Everything and everybody is fighting for your attention: your children, your pets, your friends, your twitter friends, mass-media, individual-media, TV, employees.

People and pets will do strange things to get attention: Start a fight, act up.

I’ve been working long hours lately so my cat Pooky gets quite possessive when I come back home. I can’t have a phone conversation without him acting up – the other day, running across the dining table as I was eating and talking on the phone, just to make a point, I’m sure!

So, to quote an Indian English phrase, What to do?!

If you’re in an attention-giving role: Give it. Make smart decisions about who and what needs your attention most. In the long run, in the big picture, is it your Blackberry or your kid?

If you’re in an attention-needing role: Ask for it. It’s OK, you don’t need to fight, act up, attack people just so they will notice you. There are plenty of kind people out there who will sit down to have a loving, heart-to-heart conversation with you. You don’t even have to pay them. You just need to get over your ego and open your heart enough so you can find them.
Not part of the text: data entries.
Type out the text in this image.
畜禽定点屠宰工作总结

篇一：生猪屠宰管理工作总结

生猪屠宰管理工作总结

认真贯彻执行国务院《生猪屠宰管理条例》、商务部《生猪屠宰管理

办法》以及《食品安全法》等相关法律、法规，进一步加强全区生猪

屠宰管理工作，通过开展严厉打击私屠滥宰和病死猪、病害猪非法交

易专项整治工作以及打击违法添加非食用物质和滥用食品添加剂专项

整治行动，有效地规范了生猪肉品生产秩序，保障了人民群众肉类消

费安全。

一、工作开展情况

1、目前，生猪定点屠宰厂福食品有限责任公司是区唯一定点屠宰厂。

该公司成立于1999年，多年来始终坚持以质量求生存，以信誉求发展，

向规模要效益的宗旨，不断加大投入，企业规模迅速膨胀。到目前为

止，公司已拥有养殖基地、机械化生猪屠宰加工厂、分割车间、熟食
If you’re in the communication professions (PR, marketing, advertising): Be responsible. Don’t do society a disservice by adding to the cacophony unnecessarily. That’s not going to get you attention. Be smart, be judicious, imagine you have a limited “communication & messaging” account and use it wisely to communicate important, valuable, useful information. Sometimes being quiet will get you attention.

As a college student in Romania, once a year, I’d attend the International Advertising Festival. I’d pay half my monthly income on a ticket to sit and watch back-to-back commercials all night long (9 pm – 5 am). I’ve done this 2-3 years in a row, and guess what commercial got my attention and stayed with me to this day, more than 10 years later? This one stood out among the cacophony of voices, among the visual and auditory assault on the senses:

  • Blank white screen.
  • Line-drawn piglet shuffles on screeen.
  • Stops in the center, stares at you, blinks.
  • Oinks.
  • Text bubble: Why are you staring at me? Go to a museum.

I believe it was an ad paid for by the Serbian Art Federation.